Teleny deixa uma carta a
Camille dizendo que, como a mãe dele tinha pago suas dívidas e estava apaixonada por ele, esta foi a única maneira de indenizá-la, a única razão de sua
infidelidade.
Toda essa história,
desde seu início, Camille está contando para um amigo não revelado. Quando ele
pergunta sobre o que aconteceu com a mãe, o filho diz que uma outra vez
contaria as aventuras dela.
Considerações:
O livro, ao que se
pensa, foi escrito por amigos de Oscar Wilde e teria sido revisado por ele.

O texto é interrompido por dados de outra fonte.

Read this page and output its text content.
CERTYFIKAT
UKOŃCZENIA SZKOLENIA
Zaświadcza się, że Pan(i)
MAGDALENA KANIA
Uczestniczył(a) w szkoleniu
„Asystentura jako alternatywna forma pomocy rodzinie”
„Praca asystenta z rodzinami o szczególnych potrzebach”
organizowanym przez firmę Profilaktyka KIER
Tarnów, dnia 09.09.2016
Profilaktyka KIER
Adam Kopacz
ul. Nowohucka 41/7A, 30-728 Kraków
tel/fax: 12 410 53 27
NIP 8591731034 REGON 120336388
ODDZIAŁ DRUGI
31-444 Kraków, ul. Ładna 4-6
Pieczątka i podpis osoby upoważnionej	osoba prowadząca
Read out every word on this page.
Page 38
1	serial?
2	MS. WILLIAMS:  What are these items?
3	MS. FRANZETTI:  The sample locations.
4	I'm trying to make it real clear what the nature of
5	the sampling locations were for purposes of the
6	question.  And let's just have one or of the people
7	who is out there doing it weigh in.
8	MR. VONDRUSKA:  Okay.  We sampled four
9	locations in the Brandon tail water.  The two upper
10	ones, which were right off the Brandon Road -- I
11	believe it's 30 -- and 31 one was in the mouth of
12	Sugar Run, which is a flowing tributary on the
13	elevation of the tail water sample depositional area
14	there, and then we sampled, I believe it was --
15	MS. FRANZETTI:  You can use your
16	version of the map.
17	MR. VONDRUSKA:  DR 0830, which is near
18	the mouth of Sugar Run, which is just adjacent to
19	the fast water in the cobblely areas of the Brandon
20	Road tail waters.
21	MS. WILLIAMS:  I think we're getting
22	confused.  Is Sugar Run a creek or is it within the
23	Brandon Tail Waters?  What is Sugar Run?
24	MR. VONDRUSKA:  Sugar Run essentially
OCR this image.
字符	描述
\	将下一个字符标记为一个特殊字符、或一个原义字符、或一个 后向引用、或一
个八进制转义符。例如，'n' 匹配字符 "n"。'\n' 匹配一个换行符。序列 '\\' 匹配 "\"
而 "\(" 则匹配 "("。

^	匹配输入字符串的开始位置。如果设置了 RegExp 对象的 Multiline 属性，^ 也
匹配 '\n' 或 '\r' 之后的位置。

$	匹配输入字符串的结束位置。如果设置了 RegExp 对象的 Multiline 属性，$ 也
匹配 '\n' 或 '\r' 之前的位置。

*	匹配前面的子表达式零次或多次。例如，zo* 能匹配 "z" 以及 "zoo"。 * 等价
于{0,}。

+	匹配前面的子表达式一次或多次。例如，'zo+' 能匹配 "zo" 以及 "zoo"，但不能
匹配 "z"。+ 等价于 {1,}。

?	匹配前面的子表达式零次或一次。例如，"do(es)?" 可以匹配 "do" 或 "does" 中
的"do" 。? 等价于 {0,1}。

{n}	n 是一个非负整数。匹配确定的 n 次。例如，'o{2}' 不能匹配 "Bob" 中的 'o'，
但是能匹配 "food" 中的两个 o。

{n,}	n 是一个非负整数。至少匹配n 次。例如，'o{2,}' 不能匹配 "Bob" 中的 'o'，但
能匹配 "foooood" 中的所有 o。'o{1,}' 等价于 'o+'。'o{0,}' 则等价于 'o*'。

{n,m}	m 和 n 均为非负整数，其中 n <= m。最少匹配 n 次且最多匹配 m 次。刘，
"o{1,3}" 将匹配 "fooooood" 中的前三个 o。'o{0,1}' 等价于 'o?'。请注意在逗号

Publicado pela Livraria Francesa de Londres, em 1893, os 200 exemplares foram
recolhidos, juntamente com os manuscritos e colocados numa caixa, no Museu
Britânico. Poderia ser consultado, mas só seria publicado, novamente, em 1986.
A ação parece acontecer
em Paris (o que não fica claro, apesar de nomes e certas frases serem
ditas em francês, principalmente no bordel).
Se for verdadeiro, o
fato torna o livro mais curioso, como se, sendo ambientado na França, país de
conhecidas liberdades, pudesse ser validado ante a censura inglesa. No entanto,
foi escrito por ingleses e revisado por um irlandês.
Seu texto, muito
romântico, é bastante obsceno nas descrições dos relacionamentos. O exagero do
amor, o arrebatamento, os estremecimentos de deleite, a liberdade licenciosa,
os êxtases, revelados nos seus mais íntimos detalhes físicos, me pareceram, mais
do que uma gratuita pornografia, uma proposital vontade de rebeldia dos
autores, ao divulgar a homossexualidade existente na Inglaterra, (punida pela
lei), mas conhecida e abafada, conforme os interesses do falso moralismo do
período vitoriano.
Contudo, o próprio conceito
da obra, na minha opinião, vem a ser contraditório, porque demonstra uma essência muito moralista,
ao fazer com que seus principais personagens sofram grande tragédia,
terminada na morte de um deles, como se tal amor jamais pudesse dar certo na
vida real e precisasse, ainda, ter o supremo castigo do espantoso envolvimento
da figura materna.
Talvez, esse final tenha
sido criado, até pela existência de resquícios morais latentes no subconsciente
de seus escritores, como se precisassem dar uma justificativa a um texto tão
sensual e ousado, inconcebível de ser publicado e aceito, na época.
Obs: Oscar Wilde
(1854-1900) famoso romancista irlandês, casado e pai de dois filhos, ao se
apaixonar (e ser amado) por um jovem aristocrata inglês, foi processado e preso
por homossexualismo, de 1895 a 97, em Londres. Após sua liberdade passou a
viver na França e na Itália. Escreveu obras famosas como:
O Retrato de Dorian Gray, Salomé, O Príncipe Feliz, O
Leque de Lady Windermere, O Jovem Rei, O Fantasma de Canterville e Contos.